Die theoretischen Grundlagen bildeten zentrale wissenschaftliche Zugänge zum Lernen im Kindergarten sowie ausgewählte Theorien zur Entwicklung pädagogischen Handelns im Kindergarten. Veränderte Sichtweisen auf das Bild vom lernenden Kind führten in den letzten Jahren zu einem sich weiterentwickelnden frühpädagogischen Lernbegriff, der das besondere Lernpotenzial des Kindes in den ersten Lebensjahren in den Blick nimmt und das Kind als handelndes Subjekt in den Mittelpunkt seines Lernens stellt (Brandl 2016, S. 6). Diese Neuorientierung nimmt vor allem Einfluss auf die Gestaltung kindlicher Lernprozesse und damit die Gestaltung der Interaktion zwischen Kind und pädagogischer Fachkraft (König 2009). Es ist aber davon auszugehen, dass pädagogische Interaktion in hohem Maße von subjektiven Lernbegriffen geprägt ist. Für die pädagogische Fachkraft bringt ein sich wandelnder Lernbegriff schlussfolgernd einen Paradigmenwechsel in der pädagogisch-professionellen Rolle mit sich. Lernen mit dem Kind als reflexivem Subjekt im Zentrum lässt die pädagogische Fachkraft zum Begleiter des Lerngeschehens werden.

Das ‚Forschungsprogramm Subjektive Theorien‘ (Groeben und Scheele 2013) basiert auf den Kernannahmen eines reflexiven Subjekts und einer kognitiven Konstruktivität. Sie implizieren, dass das Individuum in der Lage ist, den Fokus auf sich selbst zu richten und innere Prozesse, Ziele, Intentionen, Gründe seines Handelns selbst zu interpretieren. Dies wiederum prägt die Außensicht des Individuums, d.h. die Wahrnehmung der Umwelt und sein Agieren in ihr.

Weiter ist das Handeln des Menschen mit seinen definierenden Aspekten wie Sinnhaftigkeit, Willkürlichkeit, Intentionalität, Zielorientiertheit zentral für das Forschungsprogramm und wird mit dem Begriff epistemologisches Subjektmodell bezeichnet. Der im Forschungsprogramm bedeutenden Aktualisierung und Rekonstruktion der Kognitionen der Selbst- und Weltsicht in einem Dialog-Konsens-Prozess sowie der Gültigerklärung der Forschungsergebnisse durch ProbandInnen wird mit einem weitgehend offen-reflexiv gestalteten Leitfaden-Interview und mit einer kommunikativen Validierung durch das Heidelberger Struktur-Lege-Verfahren (Scheele und Groeben 2013) Rechnung getragen. Das ermöglicht, die Struktur sowie die Inhalte der subjektiven Begriffe zu visualisieren und latente Sinnaspekte zu rekonstruieren.

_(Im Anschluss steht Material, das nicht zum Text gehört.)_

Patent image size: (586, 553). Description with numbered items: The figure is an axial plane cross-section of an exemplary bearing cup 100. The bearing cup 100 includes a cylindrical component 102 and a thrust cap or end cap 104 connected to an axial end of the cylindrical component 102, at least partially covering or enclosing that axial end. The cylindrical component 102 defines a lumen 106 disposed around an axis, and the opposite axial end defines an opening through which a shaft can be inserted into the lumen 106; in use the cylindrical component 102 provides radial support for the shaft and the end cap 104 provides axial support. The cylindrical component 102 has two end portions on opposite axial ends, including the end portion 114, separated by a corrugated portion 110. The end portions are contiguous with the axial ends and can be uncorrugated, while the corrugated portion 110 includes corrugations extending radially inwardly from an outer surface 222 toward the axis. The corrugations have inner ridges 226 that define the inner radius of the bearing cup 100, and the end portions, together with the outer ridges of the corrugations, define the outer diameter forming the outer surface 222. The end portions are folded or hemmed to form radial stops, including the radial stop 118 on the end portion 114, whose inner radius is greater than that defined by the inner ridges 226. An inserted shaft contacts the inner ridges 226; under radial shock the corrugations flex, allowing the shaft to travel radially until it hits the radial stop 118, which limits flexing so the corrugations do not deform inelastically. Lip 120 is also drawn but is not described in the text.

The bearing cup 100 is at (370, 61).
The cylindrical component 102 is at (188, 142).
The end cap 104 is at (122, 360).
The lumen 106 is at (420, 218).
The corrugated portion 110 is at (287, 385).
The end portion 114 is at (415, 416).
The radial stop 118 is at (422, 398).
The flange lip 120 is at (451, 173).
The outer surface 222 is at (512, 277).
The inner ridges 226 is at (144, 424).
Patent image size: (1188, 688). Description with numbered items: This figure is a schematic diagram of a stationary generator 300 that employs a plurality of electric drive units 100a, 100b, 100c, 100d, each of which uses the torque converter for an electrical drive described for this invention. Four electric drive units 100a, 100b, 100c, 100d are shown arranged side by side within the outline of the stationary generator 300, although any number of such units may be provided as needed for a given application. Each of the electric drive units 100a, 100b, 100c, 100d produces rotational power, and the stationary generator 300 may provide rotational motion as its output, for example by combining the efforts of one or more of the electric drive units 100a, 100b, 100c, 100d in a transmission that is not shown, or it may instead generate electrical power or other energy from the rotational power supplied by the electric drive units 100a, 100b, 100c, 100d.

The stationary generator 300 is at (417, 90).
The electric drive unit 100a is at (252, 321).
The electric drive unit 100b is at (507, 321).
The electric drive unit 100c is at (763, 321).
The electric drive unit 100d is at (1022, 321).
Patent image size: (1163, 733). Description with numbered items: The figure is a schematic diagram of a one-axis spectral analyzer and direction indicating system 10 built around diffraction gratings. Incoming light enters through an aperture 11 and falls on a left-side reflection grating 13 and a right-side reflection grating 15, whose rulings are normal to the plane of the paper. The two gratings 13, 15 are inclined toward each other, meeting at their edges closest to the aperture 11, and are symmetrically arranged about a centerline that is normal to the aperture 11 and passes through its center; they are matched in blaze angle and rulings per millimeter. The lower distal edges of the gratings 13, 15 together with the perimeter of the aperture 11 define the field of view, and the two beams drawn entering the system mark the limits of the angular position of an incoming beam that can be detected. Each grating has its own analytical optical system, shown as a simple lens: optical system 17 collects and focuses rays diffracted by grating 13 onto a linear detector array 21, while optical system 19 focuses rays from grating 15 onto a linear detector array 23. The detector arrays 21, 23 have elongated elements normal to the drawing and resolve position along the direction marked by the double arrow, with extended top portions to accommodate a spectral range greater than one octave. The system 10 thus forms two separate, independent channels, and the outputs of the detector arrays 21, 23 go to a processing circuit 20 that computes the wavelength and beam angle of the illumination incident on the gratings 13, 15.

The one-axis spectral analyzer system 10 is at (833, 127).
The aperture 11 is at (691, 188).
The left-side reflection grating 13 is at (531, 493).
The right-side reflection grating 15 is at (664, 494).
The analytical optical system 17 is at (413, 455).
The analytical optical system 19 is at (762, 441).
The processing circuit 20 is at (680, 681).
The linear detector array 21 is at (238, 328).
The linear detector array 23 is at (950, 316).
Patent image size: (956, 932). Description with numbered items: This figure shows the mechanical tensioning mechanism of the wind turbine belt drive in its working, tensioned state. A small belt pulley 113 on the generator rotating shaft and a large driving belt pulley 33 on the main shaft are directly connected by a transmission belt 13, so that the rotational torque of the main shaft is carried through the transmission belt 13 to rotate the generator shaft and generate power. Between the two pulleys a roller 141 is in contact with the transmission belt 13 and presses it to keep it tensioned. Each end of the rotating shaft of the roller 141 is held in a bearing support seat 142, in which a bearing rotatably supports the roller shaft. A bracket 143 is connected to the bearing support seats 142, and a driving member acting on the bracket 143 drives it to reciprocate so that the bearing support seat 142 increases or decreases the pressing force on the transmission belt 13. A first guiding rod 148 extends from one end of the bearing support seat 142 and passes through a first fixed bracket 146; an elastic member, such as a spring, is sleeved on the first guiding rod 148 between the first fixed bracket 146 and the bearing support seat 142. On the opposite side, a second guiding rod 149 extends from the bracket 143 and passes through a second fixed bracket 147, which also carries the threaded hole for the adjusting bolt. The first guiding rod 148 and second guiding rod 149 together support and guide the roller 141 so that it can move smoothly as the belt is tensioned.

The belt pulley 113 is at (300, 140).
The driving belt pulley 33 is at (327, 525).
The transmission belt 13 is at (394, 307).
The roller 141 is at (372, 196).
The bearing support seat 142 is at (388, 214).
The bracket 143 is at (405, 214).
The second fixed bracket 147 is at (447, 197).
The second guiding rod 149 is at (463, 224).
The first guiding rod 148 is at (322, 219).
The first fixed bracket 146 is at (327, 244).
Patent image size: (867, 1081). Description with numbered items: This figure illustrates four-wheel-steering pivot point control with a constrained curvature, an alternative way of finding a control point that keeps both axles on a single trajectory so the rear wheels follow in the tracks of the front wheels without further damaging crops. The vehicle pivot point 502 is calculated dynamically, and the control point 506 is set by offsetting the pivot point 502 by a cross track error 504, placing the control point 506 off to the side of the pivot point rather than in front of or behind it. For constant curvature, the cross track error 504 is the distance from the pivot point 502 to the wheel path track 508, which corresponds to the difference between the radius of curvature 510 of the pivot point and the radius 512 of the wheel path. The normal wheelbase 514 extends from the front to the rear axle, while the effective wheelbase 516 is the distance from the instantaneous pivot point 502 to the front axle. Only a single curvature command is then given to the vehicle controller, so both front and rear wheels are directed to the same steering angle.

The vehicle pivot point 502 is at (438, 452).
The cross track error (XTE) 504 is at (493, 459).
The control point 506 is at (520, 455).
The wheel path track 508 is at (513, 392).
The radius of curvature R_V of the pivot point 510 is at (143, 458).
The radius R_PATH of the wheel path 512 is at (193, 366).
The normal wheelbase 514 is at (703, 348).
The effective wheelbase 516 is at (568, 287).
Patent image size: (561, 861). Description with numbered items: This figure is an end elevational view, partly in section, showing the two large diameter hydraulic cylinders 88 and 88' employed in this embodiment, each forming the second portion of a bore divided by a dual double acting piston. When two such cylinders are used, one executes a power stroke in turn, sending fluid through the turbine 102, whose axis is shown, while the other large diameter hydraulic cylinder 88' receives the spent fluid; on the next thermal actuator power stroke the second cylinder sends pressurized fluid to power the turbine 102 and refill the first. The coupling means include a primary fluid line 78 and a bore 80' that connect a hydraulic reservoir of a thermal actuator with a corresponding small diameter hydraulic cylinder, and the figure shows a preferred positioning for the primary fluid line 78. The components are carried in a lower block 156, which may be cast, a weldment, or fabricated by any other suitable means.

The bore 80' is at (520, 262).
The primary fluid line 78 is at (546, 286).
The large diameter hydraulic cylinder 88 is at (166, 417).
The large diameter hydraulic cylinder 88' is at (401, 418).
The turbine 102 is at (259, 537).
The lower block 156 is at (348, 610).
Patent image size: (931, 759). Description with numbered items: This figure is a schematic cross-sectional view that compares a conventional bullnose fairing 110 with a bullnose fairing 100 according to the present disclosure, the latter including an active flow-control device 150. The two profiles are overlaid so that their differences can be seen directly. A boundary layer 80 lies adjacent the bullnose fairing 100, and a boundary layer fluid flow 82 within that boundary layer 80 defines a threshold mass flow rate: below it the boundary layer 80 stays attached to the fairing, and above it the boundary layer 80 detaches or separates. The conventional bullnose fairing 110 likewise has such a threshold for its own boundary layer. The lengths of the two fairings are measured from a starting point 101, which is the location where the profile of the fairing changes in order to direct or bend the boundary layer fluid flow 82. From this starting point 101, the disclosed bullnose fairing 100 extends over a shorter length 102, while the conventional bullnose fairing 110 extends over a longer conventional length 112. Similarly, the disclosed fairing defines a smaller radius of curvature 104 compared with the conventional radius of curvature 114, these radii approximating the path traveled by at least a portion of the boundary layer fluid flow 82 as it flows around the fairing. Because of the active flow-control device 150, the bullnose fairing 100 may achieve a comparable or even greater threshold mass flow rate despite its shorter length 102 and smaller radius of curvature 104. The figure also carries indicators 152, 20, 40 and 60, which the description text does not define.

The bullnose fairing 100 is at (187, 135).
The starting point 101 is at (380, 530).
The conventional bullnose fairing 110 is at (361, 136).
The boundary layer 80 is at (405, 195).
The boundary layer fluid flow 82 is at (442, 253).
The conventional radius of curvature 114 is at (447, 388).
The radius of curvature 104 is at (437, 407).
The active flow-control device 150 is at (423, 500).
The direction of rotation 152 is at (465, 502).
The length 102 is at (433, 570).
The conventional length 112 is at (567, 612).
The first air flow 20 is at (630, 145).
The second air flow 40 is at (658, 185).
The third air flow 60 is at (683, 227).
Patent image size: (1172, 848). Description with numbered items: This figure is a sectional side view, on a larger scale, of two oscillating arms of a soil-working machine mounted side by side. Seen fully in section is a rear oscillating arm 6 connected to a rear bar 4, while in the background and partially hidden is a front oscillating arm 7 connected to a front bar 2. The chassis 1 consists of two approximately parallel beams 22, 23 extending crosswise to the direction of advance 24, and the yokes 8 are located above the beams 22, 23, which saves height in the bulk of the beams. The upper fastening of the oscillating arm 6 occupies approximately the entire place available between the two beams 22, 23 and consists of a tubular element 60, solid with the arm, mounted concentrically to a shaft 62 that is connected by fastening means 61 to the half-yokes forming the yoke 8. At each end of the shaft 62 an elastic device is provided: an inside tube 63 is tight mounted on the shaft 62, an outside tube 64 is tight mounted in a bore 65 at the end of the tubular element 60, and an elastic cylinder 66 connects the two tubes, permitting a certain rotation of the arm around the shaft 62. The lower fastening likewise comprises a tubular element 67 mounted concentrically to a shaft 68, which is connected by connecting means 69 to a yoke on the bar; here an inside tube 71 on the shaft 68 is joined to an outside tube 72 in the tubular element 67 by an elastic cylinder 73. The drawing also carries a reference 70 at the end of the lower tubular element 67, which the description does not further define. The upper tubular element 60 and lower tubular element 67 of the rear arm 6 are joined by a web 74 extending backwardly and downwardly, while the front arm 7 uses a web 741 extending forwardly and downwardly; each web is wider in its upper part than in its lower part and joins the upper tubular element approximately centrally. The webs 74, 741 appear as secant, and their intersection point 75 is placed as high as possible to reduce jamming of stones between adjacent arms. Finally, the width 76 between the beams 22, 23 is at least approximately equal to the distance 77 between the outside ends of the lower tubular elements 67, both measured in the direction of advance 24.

Innerhalb subjektiver Theorien mittlerer Reichweite (Scheele und Groeben 2013, S. 3), zu denen auch subjektive Theorien über Lernen und pädagogisches Handeln im Kindergarten gehören (Brandl 2016, S. 87), stehen das Erfahrungswissen und damit verbundene Erklärungskonzept im Mittelpunkt. Sie sind unmittelbar handlungsleitend. Beobachtbar ist jedoch nur, der sich im Verhalten zeigende Handlungsvollzug.

Auf den in die Studie einführenden Kurzfragebogen folgt die Entwicklung des Leitfadeninterviews mit der Begründung des Interviewleitfadens. Das Heidelberger Struktur-Lege-Verfahren (Scheele und Groeben 2013) bildet gleichzeitig ein Erhebungs- und Auswertungsverfahren, das einerseits die Struktur subjektiver Theorien rekonstruiert, aber gleichzeitig eine kommunikative Validierung [2] ermöglicht. Abschließend folgt der Member-Check (Cantela 2019) als zweite Form des Dialog-Konsens.

Die subjektiven Theorien zum kindlichen Lernen und pädagogischen Handeln im Kindergarten werden dazu in verschiedenen Auswertungsschritten rekonstruiert: Zunächst erfolgt eine zusammenfassende Inhaltsanalyse in Anlehnung an Mayring (2022), der eine induktive Kategorienbildung und fallbezogene wie fallübergreifende Kodierung folgt. Als Vorbereitung einer kategorienbasierten und fallbezogenen wie fallübergreifenden Analyse wird einerseits das Kategoriensystem zu einer tabellarischen Fallübersicht weiterentwickelt, gleichzeitig erfolgt eine Strukturbildanalyse der Struktur-Lege-Bilder zur Explikation der Theoriestruktur sowie eine Typenbildung zur Rolle der pädagogischen Fachkraft beim kindlichen Lernen (Brandl 2016, S. 119).

Zum Ausgangspunkt des Forschungsvorhabens wird damit der subjektive Sinn, den die Befragten ihren Handlungen beimessen. Einerseits sollte dieser nachvollzogen und andererseits sollten die subjektiven Äußerungen in Bezug zu den beforschten Konstrukten aufgeklärt werden. Aufgrund des geringen Forschungsstandes im Bereich subjektiver Theorien zu Lernen und pädagogischem Handeln im Kindergarten wurde ein breit angelegter deskriptiver Teil entwickelt.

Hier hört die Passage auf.